Eu e muita gente lutamos contra a ditadura para viver num estado democrático e de direito. Os delírios totalitários todos foram derrotados pela democracia. Autoridades do estado, como Maria do Rosário, Paulo Abrão e Gilney Viana não têm o direito, em nome de suas escolhas ideológicas, passadas ou presentes, de aplicar a lei conforme lhes der na telha.
Os nomesTenho restrições a duas integrantes da comissão. Sempre que temas dessa natureza vêm à baila, Dima dá um jeito de confundir a própria história com a história do país, o que não é um bom procedimento. Já fez homenagens a companheiros de luta em solenidades oficiais, ligando-os à construção da democracia, afirmação que nada tem a ver com uma Comissão da Verdade. Eleita e governando segundo o estado democrático e direito, não cumpre à presidente mistificar o próprio passado. Ao nomear aquela que foi a sua advogada para a comissão, é como se fizesse um desagravo a si mesma.

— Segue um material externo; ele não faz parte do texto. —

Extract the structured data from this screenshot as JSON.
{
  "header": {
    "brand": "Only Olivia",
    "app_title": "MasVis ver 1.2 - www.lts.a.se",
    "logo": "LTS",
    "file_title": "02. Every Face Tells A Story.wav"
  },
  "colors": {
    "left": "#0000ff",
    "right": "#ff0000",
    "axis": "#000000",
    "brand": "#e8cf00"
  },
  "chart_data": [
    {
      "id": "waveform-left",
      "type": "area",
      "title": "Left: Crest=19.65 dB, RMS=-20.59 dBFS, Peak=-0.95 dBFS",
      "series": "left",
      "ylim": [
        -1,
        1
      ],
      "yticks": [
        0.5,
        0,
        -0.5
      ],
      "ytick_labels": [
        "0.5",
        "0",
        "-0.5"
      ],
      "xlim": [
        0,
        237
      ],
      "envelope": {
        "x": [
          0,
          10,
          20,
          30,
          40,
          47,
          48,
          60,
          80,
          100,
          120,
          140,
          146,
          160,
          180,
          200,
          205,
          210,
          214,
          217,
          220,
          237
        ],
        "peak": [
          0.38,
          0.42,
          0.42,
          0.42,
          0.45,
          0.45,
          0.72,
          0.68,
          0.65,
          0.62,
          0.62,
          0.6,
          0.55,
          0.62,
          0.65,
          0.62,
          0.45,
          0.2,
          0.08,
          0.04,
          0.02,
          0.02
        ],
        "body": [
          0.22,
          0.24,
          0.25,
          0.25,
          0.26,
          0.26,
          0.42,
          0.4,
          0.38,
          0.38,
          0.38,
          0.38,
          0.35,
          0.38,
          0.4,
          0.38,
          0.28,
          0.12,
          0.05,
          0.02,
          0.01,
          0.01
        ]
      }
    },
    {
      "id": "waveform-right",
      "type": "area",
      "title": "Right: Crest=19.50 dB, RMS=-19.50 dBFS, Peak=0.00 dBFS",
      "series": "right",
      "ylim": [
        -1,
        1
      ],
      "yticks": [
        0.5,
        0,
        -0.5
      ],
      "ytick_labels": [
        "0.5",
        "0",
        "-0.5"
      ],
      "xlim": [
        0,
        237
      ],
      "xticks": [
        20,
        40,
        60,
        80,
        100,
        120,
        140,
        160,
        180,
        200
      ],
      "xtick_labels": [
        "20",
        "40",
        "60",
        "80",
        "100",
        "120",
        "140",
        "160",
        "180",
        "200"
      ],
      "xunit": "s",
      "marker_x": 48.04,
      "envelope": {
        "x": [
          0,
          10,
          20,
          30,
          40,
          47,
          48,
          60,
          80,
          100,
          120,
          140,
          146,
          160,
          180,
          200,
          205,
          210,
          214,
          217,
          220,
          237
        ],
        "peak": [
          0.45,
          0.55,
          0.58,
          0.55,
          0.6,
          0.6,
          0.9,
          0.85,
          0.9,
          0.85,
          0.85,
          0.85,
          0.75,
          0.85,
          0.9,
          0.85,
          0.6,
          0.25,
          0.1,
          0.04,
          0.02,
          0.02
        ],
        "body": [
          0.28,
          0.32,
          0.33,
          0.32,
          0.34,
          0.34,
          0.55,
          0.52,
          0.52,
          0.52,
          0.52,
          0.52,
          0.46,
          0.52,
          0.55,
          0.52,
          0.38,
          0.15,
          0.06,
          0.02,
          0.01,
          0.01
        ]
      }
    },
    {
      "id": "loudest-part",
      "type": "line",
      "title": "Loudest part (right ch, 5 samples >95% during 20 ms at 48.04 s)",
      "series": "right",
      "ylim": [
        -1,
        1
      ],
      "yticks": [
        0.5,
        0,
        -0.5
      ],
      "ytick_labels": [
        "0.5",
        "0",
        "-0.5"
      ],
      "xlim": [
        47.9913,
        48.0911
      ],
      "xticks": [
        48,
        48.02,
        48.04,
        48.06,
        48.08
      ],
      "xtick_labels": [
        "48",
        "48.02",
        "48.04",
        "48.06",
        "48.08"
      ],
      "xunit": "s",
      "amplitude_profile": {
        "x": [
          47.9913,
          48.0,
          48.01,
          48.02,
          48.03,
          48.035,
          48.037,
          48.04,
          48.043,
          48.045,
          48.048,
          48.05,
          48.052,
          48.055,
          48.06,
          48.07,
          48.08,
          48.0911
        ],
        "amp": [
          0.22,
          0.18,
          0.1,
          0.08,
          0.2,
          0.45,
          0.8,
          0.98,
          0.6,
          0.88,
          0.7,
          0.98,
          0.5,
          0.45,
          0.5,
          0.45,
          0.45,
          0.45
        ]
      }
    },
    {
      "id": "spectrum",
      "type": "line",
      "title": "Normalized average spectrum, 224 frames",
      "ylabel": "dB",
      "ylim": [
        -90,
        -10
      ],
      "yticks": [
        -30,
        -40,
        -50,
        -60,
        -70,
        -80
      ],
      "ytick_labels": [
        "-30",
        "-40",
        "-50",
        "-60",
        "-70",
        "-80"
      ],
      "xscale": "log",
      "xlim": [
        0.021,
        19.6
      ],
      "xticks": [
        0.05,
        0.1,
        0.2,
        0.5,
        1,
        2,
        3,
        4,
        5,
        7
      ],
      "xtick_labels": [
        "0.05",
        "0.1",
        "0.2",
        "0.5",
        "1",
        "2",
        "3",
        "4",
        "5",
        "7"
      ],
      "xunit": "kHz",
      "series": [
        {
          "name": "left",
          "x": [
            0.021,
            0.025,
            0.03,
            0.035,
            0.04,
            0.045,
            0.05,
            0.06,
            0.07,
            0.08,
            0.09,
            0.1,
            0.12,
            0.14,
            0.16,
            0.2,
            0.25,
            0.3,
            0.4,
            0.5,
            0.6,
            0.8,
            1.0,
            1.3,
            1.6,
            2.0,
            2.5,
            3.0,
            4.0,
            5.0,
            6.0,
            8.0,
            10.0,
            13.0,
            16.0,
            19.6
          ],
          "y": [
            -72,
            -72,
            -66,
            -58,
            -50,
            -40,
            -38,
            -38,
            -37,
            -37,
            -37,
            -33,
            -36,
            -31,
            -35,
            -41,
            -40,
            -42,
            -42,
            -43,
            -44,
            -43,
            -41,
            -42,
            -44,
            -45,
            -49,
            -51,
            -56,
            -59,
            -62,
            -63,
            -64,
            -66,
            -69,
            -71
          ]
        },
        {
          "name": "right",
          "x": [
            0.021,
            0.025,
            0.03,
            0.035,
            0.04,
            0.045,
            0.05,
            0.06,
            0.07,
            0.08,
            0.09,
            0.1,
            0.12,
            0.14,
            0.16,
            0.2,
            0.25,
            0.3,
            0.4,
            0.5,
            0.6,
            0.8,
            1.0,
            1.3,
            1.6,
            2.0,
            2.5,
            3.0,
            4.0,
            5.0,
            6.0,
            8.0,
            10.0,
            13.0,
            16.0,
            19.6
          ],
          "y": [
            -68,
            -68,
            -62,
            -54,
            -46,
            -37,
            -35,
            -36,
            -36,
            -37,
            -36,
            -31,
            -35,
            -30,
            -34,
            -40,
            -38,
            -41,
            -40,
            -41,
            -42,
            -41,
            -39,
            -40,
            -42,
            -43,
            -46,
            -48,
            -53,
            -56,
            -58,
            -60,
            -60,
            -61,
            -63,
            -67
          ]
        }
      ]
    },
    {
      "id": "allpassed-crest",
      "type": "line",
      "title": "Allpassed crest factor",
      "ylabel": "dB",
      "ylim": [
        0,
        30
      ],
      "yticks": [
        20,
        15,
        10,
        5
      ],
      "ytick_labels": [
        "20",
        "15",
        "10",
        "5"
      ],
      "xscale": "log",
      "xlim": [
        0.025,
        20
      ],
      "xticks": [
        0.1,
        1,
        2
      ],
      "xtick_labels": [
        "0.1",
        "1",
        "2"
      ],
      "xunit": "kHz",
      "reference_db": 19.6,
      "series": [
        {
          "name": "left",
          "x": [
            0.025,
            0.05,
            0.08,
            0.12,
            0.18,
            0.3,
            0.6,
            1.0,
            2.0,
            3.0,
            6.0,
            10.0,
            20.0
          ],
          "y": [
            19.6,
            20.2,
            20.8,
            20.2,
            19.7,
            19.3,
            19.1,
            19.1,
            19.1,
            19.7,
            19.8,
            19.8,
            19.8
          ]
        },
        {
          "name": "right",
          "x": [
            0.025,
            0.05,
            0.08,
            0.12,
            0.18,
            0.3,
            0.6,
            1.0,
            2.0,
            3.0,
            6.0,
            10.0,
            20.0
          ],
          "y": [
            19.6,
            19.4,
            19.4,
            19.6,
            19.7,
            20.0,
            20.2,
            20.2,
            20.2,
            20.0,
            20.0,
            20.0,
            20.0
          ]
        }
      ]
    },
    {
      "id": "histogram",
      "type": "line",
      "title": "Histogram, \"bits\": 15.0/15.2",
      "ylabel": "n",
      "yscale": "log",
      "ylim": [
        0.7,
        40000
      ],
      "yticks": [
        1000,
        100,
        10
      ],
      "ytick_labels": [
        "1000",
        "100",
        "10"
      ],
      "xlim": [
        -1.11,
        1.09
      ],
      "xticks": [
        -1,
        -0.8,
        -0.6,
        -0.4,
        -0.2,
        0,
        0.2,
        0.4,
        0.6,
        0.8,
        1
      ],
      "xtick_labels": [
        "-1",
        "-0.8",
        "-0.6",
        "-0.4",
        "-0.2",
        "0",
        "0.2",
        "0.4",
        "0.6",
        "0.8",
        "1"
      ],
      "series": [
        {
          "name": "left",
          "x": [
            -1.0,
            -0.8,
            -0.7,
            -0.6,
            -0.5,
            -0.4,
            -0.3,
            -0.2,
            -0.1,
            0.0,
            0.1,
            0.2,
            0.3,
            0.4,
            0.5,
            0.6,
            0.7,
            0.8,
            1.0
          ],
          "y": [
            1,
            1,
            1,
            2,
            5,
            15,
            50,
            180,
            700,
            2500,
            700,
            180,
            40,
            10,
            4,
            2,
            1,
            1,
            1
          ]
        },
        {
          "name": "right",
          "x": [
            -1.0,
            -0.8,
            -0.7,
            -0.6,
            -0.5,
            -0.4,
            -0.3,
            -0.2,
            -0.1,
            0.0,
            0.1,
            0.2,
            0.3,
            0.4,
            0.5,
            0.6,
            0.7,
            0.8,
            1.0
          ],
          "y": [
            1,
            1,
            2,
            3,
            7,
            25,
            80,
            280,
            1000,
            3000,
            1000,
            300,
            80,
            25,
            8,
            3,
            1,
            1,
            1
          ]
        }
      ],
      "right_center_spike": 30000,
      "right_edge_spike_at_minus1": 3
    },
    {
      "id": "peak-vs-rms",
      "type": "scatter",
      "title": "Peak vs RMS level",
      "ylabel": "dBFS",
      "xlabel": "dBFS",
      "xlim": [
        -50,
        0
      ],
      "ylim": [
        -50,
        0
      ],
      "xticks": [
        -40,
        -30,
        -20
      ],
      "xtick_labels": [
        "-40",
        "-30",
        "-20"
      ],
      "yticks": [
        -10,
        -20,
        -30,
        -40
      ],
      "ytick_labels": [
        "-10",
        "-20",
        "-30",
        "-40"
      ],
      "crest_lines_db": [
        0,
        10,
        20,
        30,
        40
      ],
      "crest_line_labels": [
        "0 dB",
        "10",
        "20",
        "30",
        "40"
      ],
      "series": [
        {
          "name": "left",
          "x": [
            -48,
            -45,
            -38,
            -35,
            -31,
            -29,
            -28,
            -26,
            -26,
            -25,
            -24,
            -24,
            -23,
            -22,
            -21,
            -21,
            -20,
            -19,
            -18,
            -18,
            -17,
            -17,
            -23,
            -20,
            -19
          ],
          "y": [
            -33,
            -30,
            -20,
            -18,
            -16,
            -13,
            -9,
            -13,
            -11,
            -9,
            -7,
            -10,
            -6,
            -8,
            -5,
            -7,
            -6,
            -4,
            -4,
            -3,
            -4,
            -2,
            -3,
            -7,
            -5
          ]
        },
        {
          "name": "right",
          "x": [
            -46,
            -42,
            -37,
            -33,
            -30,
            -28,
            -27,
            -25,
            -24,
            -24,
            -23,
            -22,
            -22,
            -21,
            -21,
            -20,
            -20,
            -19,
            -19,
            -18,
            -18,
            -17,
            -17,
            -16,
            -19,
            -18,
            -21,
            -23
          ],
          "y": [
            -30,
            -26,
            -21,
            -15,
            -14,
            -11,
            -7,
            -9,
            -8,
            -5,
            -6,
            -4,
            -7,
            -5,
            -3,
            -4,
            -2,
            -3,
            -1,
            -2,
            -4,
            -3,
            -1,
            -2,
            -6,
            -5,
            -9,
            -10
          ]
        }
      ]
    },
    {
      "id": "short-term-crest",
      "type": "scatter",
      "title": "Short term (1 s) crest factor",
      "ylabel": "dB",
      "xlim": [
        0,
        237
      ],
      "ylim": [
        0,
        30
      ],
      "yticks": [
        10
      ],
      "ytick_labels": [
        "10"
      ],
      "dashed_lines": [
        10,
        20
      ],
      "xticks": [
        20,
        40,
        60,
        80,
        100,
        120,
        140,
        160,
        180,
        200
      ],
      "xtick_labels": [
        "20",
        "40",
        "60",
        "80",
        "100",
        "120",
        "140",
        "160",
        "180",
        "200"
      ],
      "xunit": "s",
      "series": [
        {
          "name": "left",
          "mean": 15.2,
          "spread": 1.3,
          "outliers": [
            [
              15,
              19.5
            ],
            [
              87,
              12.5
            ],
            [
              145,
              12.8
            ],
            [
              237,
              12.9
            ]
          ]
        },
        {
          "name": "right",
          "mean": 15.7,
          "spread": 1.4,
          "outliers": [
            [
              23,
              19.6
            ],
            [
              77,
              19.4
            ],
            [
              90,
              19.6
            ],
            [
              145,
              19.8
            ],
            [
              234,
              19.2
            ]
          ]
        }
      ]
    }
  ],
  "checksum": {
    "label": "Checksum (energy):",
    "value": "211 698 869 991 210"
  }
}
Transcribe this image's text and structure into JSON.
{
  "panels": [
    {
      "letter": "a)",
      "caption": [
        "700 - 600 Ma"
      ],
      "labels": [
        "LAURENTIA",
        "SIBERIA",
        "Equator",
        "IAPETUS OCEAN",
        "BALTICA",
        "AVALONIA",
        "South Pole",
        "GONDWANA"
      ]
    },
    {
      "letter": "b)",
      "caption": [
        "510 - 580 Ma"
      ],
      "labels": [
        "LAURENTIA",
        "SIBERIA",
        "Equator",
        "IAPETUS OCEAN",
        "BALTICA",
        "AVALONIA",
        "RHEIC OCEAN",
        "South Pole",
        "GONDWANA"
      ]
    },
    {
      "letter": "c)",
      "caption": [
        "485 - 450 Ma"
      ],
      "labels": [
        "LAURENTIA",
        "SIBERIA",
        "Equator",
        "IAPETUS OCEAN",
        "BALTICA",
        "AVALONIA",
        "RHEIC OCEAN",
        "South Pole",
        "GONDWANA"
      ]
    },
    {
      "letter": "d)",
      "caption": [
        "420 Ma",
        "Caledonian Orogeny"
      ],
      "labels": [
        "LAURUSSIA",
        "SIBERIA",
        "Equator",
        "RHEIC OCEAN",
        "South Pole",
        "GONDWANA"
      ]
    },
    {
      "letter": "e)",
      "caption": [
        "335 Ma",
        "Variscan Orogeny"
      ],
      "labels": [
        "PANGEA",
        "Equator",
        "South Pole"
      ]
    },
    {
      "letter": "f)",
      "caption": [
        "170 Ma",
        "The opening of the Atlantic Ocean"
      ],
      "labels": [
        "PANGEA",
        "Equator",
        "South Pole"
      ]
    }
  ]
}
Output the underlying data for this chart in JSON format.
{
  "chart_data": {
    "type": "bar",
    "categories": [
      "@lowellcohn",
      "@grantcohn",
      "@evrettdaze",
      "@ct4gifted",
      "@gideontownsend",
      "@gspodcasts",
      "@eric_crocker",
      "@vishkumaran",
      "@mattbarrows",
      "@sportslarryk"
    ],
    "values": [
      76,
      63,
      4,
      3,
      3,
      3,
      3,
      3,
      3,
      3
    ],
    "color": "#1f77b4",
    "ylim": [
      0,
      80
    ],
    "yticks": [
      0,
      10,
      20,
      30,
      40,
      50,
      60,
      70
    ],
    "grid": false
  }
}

Não entendo o que faz no grupo Maria Rita Kehl, uma psicanalista que, com frequência, põe a razão de lado em nome da militância, nesse grupo. Em recenteintervenção no Programa Roda Viva, ela demonstrou um juízo bastante perturbado também sobre o presente. Imagino o que possa fazer com o passado. Afirmou, por exemplo, referindo-se justamente à Comissão da Verdade: “O Brasil é o único país da América Latina que não apurou os crimes da ditadura militar (…)” Fica parecendo que “ditadura militar” é uma instância única a ter governado o continente, o que é uma besteira. Um dia, dona Maria Rita, será preciso apurar os crimes dos Irmãos Castro, de Hugo Chávez, de Rafal Corrêa, de Evo Morales… A senhora não acha?
Mas entendo… Maria Rita certamente se refere a um país como a Argentina, por exemplo, em que a ditadura não cessa de gerar fatos políticos novos, que servem à pantomima de Cristina Kirchner e seus neofascistas… Países que se negam a transformar história em… história ficam presos ao passado e a candidatos a tiranos do presente. A África do Sul saiu do Apartheid sem criar uma comissão para definir a história oficial. Os EUA entraram na era dos direitos civis sem criar um tribunal da história. Já a Argentina, esta sim, criou um instituto só para definir uma versão oficial para os fatos. A Argentina… Aquele país que está indo para o buraco.
De todo modo, reitero, a lista dos sete nomes é menos ruim do que poderia ser. Há pessoas ali que jamais deram demonstrações de que não estejam comprometidas com a democracia e com o estado de direito. Só quero saber se terão a coragem de apurar os crimes cometidos pelos “aparelhos estatais” e pela “sociedade” — isto é, também os crimes cometidos pela esquerda.
É óbvio que não terão. Afinal, uma “Comissão da Verdade” encontra a sua vocação sendo um “Tribunal da História”. E terá, fatalmente, de mentir. E a maior mentira será trasformar os militantes daqueles grupos de esquerda em heróis da democracia — democracia que sempre repudiaram na teoria e na prática.
É incômodo dizer isso? É, sim! Ainda bem que a democracia, que eles nunca quiseram, mo permite!